'Quit being jerks': N.S. lung transplant patient urges health officials to green light second booster
A celebrated lung transplant patient is urging Nova Scotia health officials to green light a fourth COVID-19 shot for him soon -- or he'll fly to Toronto and get it there.
In fact, that's how John Dennis says he got his third shot, and that the province paid for it, though health officials dispute his claim.
The 77-year-old received a single lung in a transplant operation in Toronto on March 12, 2021.
Dennis describes his surgery and recovery as "fantastic."
Living independently at Northwood, a long-term care home in Halifax, he says he has heard as many as half-a-dozen residents have been infected with COVID-19 recently -- a terrifying prospect for Dennis, who's considered the oldest living lung transplant patient in Nova Scotia.
His wife, Penny, died of COVID-19 complications during the first wave in 2020.
Dennis has spoken to CTV News before about vaccination mandates for workers in long-term care facilities.
Anxious to avoid the virus, Dennis got his first two shots in Nova Scotia as soon as he was eligible, but he was worried it was taking too long to get his booster.
The transplant team in Toronto agreed, so he flew there in September for a hospital appointment he says took all of 15 minutes.
"I had to go up in the morning, get the shot, get back to the airport, and fly home all in the same day," he says.
Because it was a medical expense, Dennis submitted a claim to the province and his bank account shows a $1,000 payment on Sept. 22, 2021.
Now, four-and-a-half months later, he's anxious to get shot number four, but says that's proving to be a problem.
"I'm immune-suppressed, and my antibody count is down, and I'm concerned," he says.
"I cannot afford to get sick and get COVID. It could kill me."
Earlier this month, Ontario announced it would offer fourth doses to immunocompromised individuals, but other provinces haven't followed suit.
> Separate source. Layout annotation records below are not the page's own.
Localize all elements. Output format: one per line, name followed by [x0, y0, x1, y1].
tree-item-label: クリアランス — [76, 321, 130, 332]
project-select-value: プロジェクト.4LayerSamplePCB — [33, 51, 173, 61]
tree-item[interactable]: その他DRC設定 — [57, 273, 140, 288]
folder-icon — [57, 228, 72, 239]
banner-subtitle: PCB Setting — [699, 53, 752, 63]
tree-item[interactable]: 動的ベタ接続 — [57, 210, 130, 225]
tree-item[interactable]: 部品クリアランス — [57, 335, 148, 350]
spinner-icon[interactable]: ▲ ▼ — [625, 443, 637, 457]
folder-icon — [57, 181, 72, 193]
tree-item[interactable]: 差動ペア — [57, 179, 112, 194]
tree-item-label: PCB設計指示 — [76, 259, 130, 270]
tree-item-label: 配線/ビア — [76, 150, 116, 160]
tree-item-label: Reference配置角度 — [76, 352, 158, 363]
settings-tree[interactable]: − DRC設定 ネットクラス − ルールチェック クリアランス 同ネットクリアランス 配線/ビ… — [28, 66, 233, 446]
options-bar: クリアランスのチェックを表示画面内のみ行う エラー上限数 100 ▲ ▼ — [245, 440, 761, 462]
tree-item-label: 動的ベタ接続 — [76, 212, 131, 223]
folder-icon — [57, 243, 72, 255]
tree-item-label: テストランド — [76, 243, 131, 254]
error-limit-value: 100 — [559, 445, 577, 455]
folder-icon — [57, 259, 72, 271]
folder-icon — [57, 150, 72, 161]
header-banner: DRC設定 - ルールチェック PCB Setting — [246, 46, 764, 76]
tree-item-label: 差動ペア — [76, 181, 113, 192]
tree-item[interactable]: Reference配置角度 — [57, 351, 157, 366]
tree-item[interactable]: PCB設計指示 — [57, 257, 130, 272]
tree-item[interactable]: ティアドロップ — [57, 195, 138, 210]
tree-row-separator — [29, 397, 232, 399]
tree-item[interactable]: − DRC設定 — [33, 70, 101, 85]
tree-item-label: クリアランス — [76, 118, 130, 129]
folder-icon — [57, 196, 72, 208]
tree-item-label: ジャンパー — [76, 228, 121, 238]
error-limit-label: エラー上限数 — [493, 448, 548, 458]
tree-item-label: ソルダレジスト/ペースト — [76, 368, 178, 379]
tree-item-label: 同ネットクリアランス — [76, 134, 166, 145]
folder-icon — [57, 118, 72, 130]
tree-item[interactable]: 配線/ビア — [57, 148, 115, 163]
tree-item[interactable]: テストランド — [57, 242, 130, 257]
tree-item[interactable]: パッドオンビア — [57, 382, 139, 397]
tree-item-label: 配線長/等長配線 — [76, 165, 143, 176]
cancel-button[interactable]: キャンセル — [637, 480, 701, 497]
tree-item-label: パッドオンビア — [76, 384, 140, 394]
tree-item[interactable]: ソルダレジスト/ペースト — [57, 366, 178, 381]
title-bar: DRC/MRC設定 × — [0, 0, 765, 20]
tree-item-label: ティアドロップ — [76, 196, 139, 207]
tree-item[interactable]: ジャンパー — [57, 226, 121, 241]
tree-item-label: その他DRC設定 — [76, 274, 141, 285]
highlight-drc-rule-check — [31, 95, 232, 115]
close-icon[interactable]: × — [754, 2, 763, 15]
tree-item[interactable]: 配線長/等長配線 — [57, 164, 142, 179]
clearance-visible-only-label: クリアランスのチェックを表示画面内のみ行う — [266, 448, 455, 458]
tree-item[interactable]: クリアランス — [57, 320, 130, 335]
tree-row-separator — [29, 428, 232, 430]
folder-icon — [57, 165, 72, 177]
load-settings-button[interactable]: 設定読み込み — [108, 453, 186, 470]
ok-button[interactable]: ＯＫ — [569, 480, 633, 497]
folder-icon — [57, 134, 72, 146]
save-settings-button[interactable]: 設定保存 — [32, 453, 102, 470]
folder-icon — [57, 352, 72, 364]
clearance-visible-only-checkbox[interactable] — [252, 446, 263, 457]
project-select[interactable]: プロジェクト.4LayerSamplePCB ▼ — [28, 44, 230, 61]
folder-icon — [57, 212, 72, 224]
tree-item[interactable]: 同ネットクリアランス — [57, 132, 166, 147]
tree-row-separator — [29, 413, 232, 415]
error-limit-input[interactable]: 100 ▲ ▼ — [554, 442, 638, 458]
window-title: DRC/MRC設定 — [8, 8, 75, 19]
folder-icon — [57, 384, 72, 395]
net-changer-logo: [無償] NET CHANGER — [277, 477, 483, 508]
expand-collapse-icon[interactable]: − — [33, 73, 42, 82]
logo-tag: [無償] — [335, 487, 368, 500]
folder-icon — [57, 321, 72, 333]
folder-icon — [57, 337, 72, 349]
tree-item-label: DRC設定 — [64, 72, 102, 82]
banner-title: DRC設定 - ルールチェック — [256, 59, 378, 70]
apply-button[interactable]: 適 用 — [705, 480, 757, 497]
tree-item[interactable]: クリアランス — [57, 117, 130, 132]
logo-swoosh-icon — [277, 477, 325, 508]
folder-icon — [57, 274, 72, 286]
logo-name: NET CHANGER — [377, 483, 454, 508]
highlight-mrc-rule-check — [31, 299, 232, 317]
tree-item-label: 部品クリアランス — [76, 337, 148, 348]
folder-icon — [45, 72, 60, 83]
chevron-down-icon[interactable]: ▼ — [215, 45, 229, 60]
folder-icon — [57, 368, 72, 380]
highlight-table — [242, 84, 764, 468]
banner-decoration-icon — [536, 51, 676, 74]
"We cannot speak to specific circumstances, but Nova Scotia follows the advice and recommendations of the National Advisory Committee on Immunization (NACI)," says an emailed statement from Marla MacInnis, spokesperson for the Department of Health and Wellness.
"Once NACI provided their recommendations on third doses, we moved quickly to offer them to eligible Nova Scotians, with priority given to those in long-term care facilities."
“NACI has not recommended a fourth dose of a COVID-19 vaccine and so fourth doses are not being offered in Nova Scotia at this time," reads the statement, which also adds that the province doesn’t pay for people to leave Nova Scotia for a COVID-19 vaccine.
The Lung Association of Nova Scotia says it's been hearing from other patients with similar concerns.
"Given that this is a respiratory illness and these people are already dealing with compromised lung health, we can definitely understand why people are concerned," says Michelle Donaldson, communications and special projects manager for the association.
CTV News tried to verify the number of residents with COVID-19 at Northwood Towers Monday, but the information wasn't available.
"As independent tenants, they are not obliged to share their COVID-19 status with us," said communications and marketing specialist Murray Stenton via email.
"If tenants have shared that information, we have provided them with the Public Health guidelines for isolation and testing."
Dennis says he won't hesitate to go back to Toronto to get the shot that's available at nearly every pharmacy in Nova Scotia-- and he'll apply for reimbursement.
"That's part of my healthcare treatment, and therefore it is covered, and I'd fight them in court for it if I had to,” he says.
"Quit being jerks. Give me my shot and get it over with and let us live our lives in peace."